Diego Trujillo's conceptual art piece "300 Year Time Bomb" isn't designed as a preemptive salvo in the inevitable war against Earth's ascendant ape god-tyrants. No, it's built to explore the human propensity to venerate the ancient and tease out our modern fixation with timers and countdowns. As Trujillo explains:
In the scenario, a time bomb is set to explode in 300 years time. The bomb's timer displays the years in seconds making us question what meaning such a large number holds and changing our dramatic relationship with countdown timers.
The explosive is found 100 years after it is initiated, by this time it has acquired a historical importance. Thus, it is put on display in an blast proof building. Several generations await for the moment when it finally goes boom in this controlled and safe environment. Time and efficient electronics make the nature of the explosive change from an immediate threat to an spectacular display.

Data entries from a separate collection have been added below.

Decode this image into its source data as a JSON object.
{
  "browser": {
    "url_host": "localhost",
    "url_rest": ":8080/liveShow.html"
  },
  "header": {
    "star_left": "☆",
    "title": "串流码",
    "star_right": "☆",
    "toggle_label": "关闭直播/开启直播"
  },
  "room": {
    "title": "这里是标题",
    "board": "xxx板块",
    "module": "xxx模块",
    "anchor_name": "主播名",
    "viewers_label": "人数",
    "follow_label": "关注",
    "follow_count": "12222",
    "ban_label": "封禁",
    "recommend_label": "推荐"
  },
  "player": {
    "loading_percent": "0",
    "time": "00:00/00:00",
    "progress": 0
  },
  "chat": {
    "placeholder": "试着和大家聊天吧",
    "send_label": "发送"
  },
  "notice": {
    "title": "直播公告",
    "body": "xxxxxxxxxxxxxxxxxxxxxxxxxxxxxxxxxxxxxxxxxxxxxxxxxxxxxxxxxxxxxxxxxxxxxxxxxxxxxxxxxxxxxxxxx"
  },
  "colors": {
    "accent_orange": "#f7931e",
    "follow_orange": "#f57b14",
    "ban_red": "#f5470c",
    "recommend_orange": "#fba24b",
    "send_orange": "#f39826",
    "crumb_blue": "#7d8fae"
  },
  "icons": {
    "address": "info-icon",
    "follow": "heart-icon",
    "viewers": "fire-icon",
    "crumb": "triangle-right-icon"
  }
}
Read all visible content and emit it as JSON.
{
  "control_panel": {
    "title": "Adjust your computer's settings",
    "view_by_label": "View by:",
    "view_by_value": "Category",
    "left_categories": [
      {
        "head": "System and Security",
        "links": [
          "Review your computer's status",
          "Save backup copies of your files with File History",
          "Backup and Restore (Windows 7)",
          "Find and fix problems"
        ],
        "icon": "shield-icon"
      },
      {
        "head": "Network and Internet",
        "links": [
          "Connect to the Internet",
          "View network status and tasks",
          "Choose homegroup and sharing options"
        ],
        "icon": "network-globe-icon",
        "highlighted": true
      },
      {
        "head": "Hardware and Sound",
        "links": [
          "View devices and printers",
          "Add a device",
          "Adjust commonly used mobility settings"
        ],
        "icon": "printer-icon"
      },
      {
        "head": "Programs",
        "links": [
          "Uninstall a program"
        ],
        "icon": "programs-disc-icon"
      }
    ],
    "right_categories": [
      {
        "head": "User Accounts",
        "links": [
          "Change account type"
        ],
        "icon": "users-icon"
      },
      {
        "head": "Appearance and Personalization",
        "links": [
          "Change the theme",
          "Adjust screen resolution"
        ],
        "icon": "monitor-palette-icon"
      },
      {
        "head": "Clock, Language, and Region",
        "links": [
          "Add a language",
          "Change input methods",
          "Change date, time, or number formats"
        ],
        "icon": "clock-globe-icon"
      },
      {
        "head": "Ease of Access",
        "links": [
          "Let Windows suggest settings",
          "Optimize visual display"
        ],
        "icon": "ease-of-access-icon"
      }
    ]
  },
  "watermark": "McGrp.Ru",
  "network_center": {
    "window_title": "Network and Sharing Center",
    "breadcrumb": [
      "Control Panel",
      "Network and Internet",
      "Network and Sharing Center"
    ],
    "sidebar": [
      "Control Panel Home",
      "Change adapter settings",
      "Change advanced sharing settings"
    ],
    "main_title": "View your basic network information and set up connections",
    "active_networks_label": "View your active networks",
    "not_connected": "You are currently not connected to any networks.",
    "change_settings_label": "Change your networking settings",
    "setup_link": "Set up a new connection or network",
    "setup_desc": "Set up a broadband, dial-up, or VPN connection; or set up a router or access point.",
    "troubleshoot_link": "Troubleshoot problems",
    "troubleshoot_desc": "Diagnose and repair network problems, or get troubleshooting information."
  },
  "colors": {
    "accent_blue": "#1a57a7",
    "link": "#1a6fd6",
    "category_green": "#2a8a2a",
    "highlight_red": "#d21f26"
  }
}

Trujillo — who was inspired by action cinema like the Last Action Hero for this project — has yet to build a working prototype but imagines it will rely on long-simmering, energy-efficient LEDS. There's something delightfully ridiculous about future generations congregating in hushed tones around a centuries-old detonation silo, pensively waiting for an extremely hazardous relic to blow the hell up. In other words, imagine if the Liberty Bell was rigged to explode in 2076 (or 2052, for those sticklers who wish to go with date of casting).